Steve Turner is pleased to present Probable Presence, a solo exhibition of new work by Iowa City-based Kevin McNamee-Tweed consisting of nearly sixty small-scale works: ceramic paintings, paintings on fabric, drawings and an artist’s book.
McNamee-Tweed’s drawings and ceramic paintings are no larger than a sheet of letter-sized paper, while his paintings on fabric span upwards from there, the largest equal to a newspaper spread. The ceramic paintings are irregularly shaped, textured with incised lines and pinches of clay, and finished with a wide range of glazes.
The drawings are on irregularly shaped pieces of paper with lines that are scratchy, sinuous, dense or spare. The paintings on fabric reveal process, some with pencil or ink, suggesting an edit, some with a collaged element and many finished with a hand-made frame.

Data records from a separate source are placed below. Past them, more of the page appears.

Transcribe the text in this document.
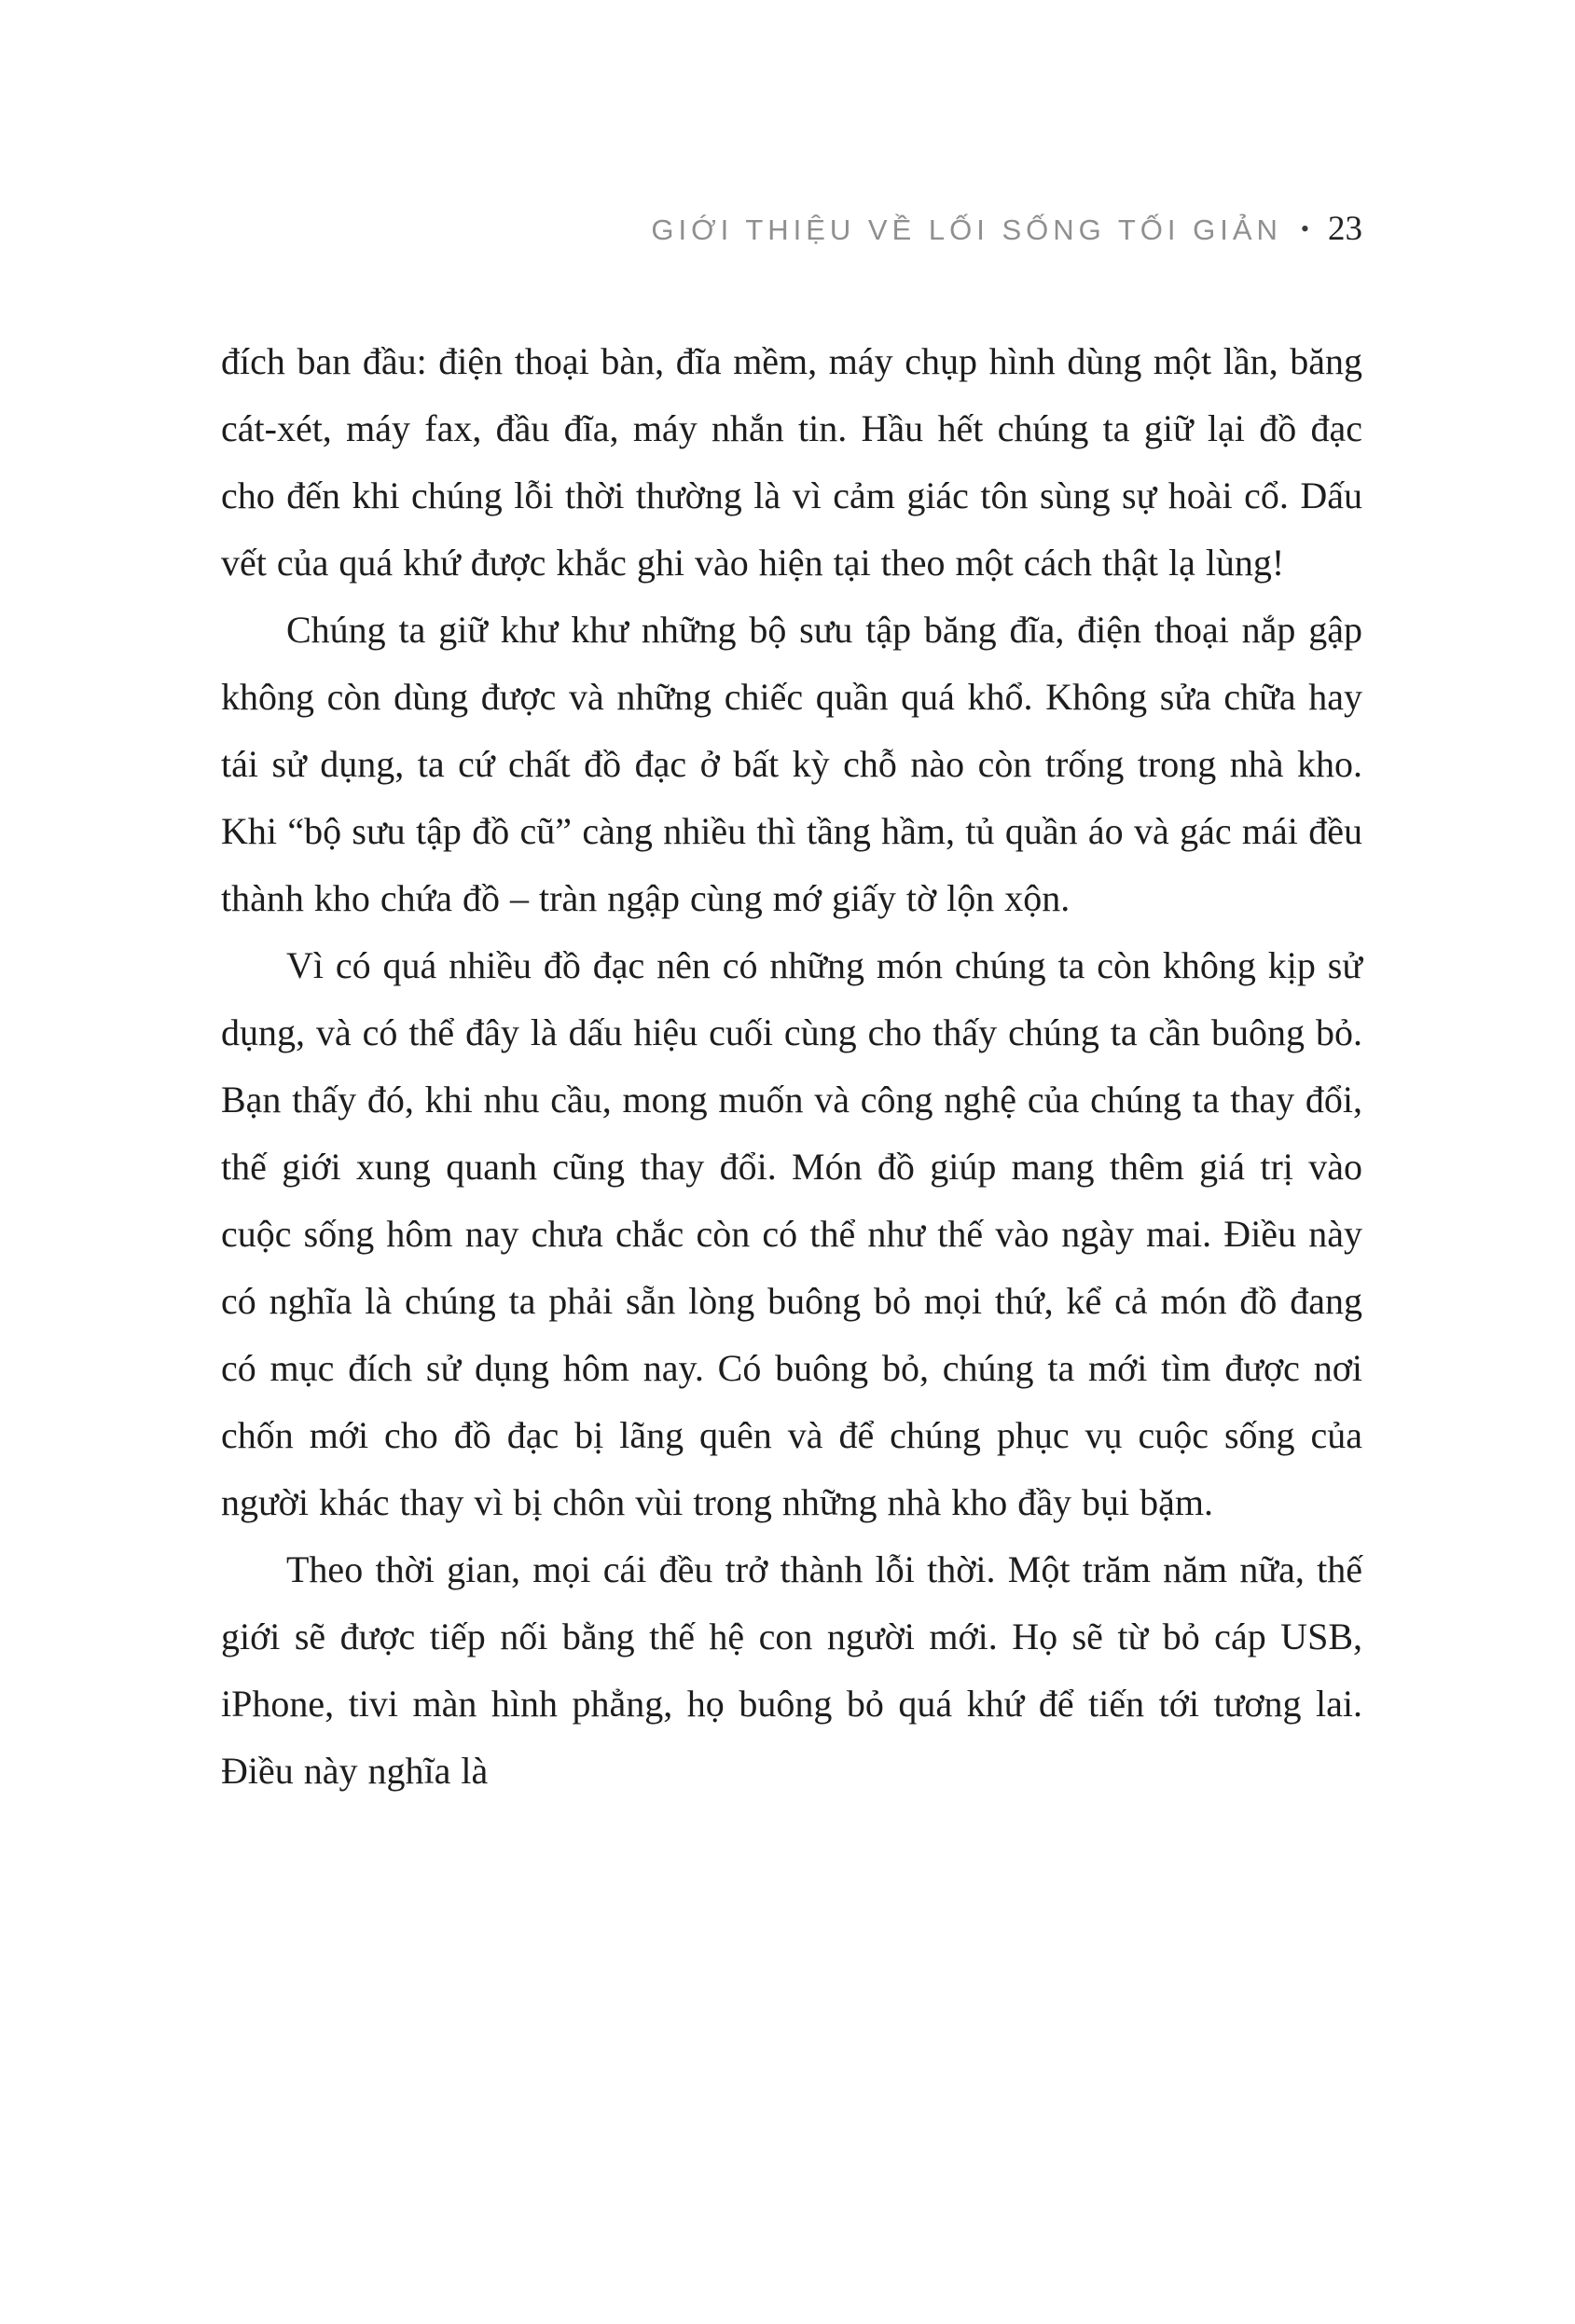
GIỚI THIỆU VỀ LỐI SỐNG TỐI GIẢN • 23

đích ban đầu: điện thoại bàn, đĩa mềm, máy chụp hình dùng một lần, băng cát-xét, máy fax, đầu đĩa, máy nhắn tin. Hầu hết chúng ta giữ lại đồ đạc cho đến khi chúng lỗi thời thường là vì cảm giác tôn sùng sự hoài cổ. Dấu vết của quá khứ được khắc ghi vào hiện tại theo một cách thật lạ lùng!

Chúng ta giữ khư khư những bộ sưu tập băng đĩa, điện thoại nắp gập không còn dùng được và những chiếc quần quá khổ. Không sửa chữa hay tái sử dụng, ta cứ chất đồ đạc ở bất kỳ chỗ nào còn trống trong nhà kho. Khi “bộ sưu tập đồ cũ” càng nhiều thì tầng hầm, tủ quần áo và gác mái đều thành kho chứa đồ – tràn ngập cùng mớ giấy tờ lộn xộn.

Vì có quá nhiều đồ đạc nên có những món chúng ta còn không kịp sử dụng, và có thể đây là dấu hiệu cuối cùng cho thấy chúng ta cần buông bỏ. Bạn thấy đó, khi nhu cầu, mong muốn và công nghệ của chúng ta thay đổi, thế giới xung quanh cũng thay đổi. Món đồ giúp mang thêm giá trị vào cuộc sống hôm nay chưa chắc còn có thể như thế vào ngày mai. Điều này có nghĩa là chúng ta phải sẵn lòng buông bỏ mọi thứ, kể cả món đồ đang có mục đích sử dụng hôm nay. Có buông bỏ, chúng ta mới tìm được nơi chốn mới cho đồ đạc bị lãng quên và để chúng phục vụ cuộc sống của người khác thay vì bị chôn vùi trong những nhà kho đầy bụi bặm.

Theo thời gian, mọi cái đều trở thành lỗi thời. Một trăm năm nữa, thế giới sẽ được tiếp nối bằng thế hệ con người mới. Họ sẽ từ bỏ cáp USB, iPhone, tivi màn hình phẳng, họ buông bỏ quá khứ để tiến tới tương lai. Điều này nghĩa là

McNamee-Tweed’s works depict images that reflect the artist’s wide array of thoughts and observations in which words figure prominently. Long Red Haired Woodpecker is a literal depiction of a long-haired woodpecker pecking a tree with its long red hair hanging down. It is a species of the artist’s invention, not to be confused with the actual “hairy woodpecker” or “downy woodpecker.” Stop exists in two versions: as a ceramic painting and as an acrylic on canvas painting. Both depict the word “STOP” spelled backwards with each letter also depicted backwards. Another fanciful image also exists in two diferent works: Painter, Thinker, Creator (The Boats) and Painter, Boats. Both show a painter in front of his outdoor easel as he looks at a landscape featuring boats on a tree-lined sea. In contrast, the painter’s canvas shows only two blobby shapes against a blue background. Three four-letter words—long, stop and boat—loom large in each work.
As words are prominent in McNamee-Tweed’s paintings and drawings, they are nearly entirely absent in his latest artist’s book, where the only words to appear are those on the cover: “Kevin McNamee-Tweed Paintings.” Inside are 150 photographs of signage, ranging from the handmade to the mass produced, each captured by McNamee-Tweed with a simple digital camera, never a phone, during the months leading up to the exhibition. According to the artist, the book functions as a catalog of signs.